The American healthcare system as it currently exists is a boondoggle which functions only to enrich its overseers at the expense of employees and customers alike. Unlike with hedge fund liquidations though, more than money is lost: these costs are deadly rather than merely fiduciary—with only a few intermediaries, the well-compensated heads of insurance companies and hospital networks (many of which are named by Rosenthal) profit directly from human misery. This legitimates in turn the infliction of misery upon them in the service of ensuring that everyone has access to life-saving care. This misery can be easy, or it can be difficult, and this choice is up to the elites—the system has unfairly endowed them with great power over others, and it is their responsibility to use this power to ensure that violence is not visited upon vulnerable individuals or upon them in turn. If they are not willing to “go quietly” in the form of relenting and paying their fair share into the system (an amount which would still leave them with considerable wealth in any system likely to exist in 21st century America), they are morally liable for forcible wealth redistribution, potential indictments, and worse.
Sadly, the more likely outcome is the continued devolution of the public good in the United States. The rich will continue to amass ever greater riches by parasitizing healthcare as they do other industries, citing increasing aggregate misery brought about by climate change and environmental destruction (which they are responsible for, of course) as an expedient rationalization for maintaining or broadening the current arrangement and lowering our moral consideration of those who are unable to pay via a “desperate times” hardship excuse. Billions will die premature deaths from lack of care on top of food insecurity, exposure to natural disasters and weather anomalies, and pollution, with the elites who put us here the last to suffer. These deaths will be swept under the rug as they already are, chalked up to bad luck or bad lifestyle choices. If this suffering is not sufficiently minimized or waved away forcefully, the resulting revolution might be bloodier still.
What, in the end, is the point of living in a society? Is it not to avoid such nasty and brutish outcomes in the first place?
In the final analysis, An American Sickness is a compelling history of the development of America’s grossly inefficient and deadly privatized healthcare system and the lie that this process was driven by any kind of coherent or just evolution. In every respect, from point of care to aftercare and billing, the current arrangement was molded by bad actors interested only in maximizing profits at the expense of everyone else, which includes almost everyone reading this review who has struggled to pay for a procedure or avoided seeking medical care or preventive maintenance in the hope that nothing goes wrong, as in the case of expectant mothers in Texas. The elites are rapidly enshrining this enforced act of gambling with one’s life in the country’s legal system, devaluing the inherent worth of human life in the process. It is a game of Russian roulette for the vast majority of us.
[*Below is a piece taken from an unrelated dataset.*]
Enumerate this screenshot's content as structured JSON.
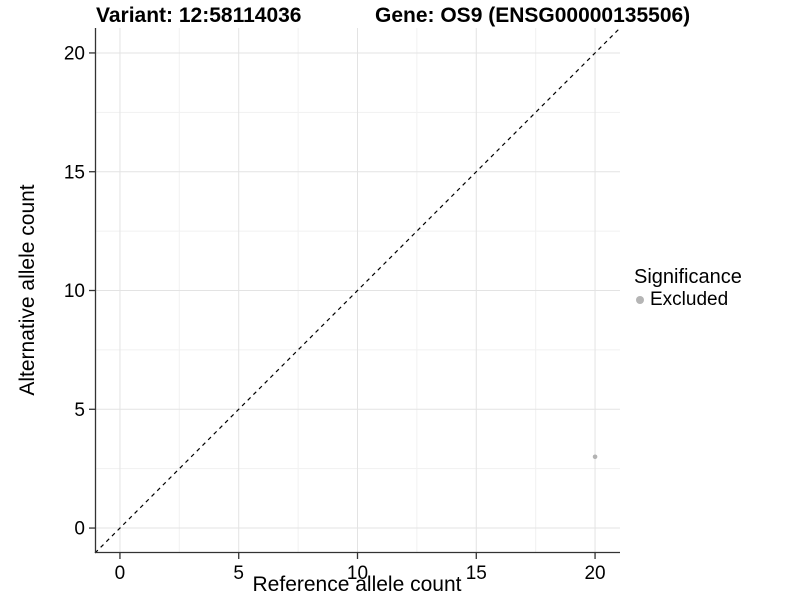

The future is going to be brutal. Only through organization of the kind Rosenthal favors, in the form of mutual aid, popular protest, and circumvention of the law first and then open rebellion and violence against those who would restrict access second, can the underclass hope to secure anything resembling a livable arrangement. We could presently state the obvious: that it would be better to avoid this outcome while we are still able. This is by now a rote exercise in platitudes, though. On this issue as well as climate change, the time for action is almost certainly well in the past. We are in the palliative stage of our civilization, in which our primary concern should be preparing for the fast-arriving catastrophes to safeguard what remains of our physical and mental well-being. An American Sickness provides a great starting point for a broader conversation about potential replacements for this deadly boondoggle.